I made a few pieces highlighting the revolution and as said before the #pinkforkandaka movement. However, I think as Sudan goes through a revolution politically and socially it is important to remember our culture and everything great about sudan. I think for the longest time the keizan rule made us forget our beauty and all that we have to offer. I aim to show that through my collages and to remind people but also show others that there is beauty in almost everything we do from our traditional dancing to the clothes we wear etc.

What message/s do you want to deliver through your artwork?

In addition to what I said previously, the message I want to show is that there is beauty within you already. You need to focus on it more or learn to see it. I also try play on the nostalgia and experiences we’ve all had growing up.

How important is social media to what you do?

I only ever upload my art on social media so I would say it’s pretty important. It’s funny because before, I was quite a private person so I’m still trying to adjust to it all.

I would also say that social media gave me the confidence that I needed to keep going. People support and the online sudanese community have really pushed me to be better and to keep going. And of course, I shouldn’t depend on these things but for the longest time I didn’t believe that I could do it anymore. I believed that because there are people already more talented than me then why should I even try?

It’s only when you start then you realise that although you have influences and inspiration.

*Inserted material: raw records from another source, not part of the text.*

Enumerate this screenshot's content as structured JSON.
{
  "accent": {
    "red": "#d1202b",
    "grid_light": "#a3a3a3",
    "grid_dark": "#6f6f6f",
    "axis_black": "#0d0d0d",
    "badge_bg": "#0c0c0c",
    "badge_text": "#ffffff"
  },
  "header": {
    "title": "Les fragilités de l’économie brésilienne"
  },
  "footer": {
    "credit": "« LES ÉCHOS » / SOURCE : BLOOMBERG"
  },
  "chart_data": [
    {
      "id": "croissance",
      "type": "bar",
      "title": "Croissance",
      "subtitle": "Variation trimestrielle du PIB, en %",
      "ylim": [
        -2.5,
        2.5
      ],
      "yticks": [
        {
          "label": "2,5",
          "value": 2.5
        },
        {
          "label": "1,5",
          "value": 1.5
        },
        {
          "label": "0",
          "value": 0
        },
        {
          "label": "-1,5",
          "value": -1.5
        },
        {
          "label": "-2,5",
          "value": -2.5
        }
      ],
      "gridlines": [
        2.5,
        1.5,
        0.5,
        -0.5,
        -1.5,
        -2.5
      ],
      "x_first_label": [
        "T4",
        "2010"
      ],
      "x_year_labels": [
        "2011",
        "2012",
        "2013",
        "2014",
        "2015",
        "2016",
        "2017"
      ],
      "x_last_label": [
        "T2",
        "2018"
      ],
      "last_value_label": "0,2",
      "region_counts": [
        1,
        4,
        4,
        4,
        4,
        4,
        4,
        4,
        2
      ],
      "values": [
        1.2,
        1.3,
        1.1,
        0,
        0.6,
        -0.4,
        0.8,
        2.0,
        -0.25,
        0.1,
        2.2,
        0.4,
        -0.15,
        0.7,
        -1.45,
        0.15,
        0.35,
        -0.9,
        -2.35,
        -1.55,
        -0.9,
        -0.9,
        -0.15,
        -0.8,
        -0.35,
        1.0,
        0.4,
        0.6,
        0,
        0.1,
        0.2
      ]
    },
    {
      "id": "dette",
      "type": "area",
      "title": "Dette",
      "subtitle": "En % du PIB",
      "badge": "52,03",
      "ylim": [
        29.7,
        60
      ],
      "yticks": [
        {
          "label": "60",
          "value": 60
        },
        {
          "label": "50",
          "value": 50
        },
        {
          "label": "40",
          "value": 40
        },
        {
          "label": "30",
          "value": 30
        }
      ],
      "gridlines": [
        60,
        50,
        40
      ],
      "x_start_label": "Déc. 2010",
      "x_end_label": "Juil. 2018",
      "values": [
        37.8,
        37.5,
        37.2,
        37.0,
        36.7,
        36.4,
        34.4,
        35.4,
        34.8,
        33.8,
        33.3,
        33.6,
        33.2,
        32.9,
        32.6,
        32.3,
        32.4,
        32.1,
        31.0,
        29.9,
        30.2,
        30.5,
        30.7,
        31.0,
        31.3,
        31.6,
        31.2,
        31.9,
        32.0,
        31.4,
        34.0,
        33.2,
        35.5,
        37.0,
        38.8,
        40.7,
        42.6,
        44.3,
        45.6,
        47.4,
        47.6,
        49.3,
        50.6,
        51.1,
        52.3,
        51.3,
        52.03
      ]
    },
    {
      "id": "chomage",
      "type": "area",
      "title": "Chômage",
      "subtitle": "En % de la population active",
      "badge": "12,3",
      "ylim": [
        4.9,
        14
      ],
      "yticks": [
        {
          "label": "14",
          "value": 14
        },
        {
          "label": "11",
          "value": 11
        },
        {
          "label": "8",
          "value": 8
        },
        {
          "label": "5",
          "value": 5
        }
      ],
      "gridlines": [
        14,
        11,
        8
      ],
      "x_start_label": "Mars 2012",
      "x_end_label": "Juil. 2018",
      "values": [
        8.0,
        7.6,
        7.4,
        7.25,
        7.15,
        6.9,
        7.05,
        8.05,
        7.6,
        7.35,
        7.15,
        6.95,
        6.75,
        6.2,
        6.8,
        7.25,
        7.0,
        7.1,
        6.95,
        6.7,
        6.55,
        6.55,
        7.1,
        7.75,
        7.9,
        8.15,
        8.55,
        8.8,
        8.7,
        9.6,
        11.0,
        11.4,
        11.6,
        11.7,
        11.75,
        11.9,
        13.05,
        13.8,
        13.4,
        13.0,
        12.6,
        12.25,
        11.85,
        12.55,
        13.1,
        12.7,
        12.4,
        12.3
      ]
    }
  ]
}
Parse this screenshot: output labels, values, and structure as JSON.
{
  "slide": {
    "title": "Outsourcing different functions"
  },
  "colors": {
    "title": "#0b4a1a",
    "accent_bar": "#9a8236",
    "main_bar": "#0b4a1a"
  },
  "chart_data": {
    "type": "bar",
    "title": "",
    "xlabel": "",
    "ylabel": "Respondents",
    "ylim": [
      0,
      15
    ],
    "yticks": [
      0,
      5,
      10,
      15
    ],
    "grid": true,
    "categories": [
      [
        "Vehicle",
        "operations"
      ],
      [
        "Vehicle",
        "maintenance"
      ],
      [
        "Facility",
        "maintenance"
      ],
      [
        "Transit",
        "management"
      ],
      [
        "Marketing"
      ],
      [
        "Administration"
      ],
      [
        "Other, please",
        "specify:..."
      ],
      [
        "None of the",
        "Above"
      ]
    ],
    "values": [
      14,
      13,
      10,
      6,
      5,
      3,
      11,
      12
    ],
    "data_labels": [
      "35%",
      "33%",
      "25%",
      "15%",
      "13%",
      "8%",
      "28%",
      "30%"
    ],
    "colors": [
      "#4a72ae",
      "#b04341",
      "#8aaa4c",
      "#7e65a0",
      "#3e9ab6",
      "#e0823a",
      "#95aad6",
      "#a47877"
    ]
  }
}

There is also something unique about you. You will eventually begin to develop a style that you are happy with and that style will be all the things that make you, you. I think that social media and the availability to be able to connect with other supportive creatives like you has helped me reach this type of philosophy. It also helps me to advance my skills through learning visually and gain inspiration.

Where do you see this going? What are your future plans?

Right now, my plans are to keep it as a hobby as it really started as a medium to express myself and my creativity outside of architecture school. I see it as a way to keep grounded and remind myself to take a break or remove myself from the toxic and competitive culture that comes with architecture school. I think if I turned it into a business it would probably be in the far away future as the competitiveness that I’m trying to avoid also comes with that.

I am happy with where I’m at, uploading on social media, having other’s enjoy my pieces as much as I enjoy making them. It’s the positivity and freedom that I need in my life for balance.

I am hoping to keep creating and try to make art about other important topics. I hope to one day make a piece or collection that will resonate with more people deeply.

I hope to keep pushing myself to try new things. Right now, I’m quiet comfortable in my style of afro-futurism and pop art. For my next pieces, I will try portray a different message and tackle other things that are important to me. I hope that people like them just as much.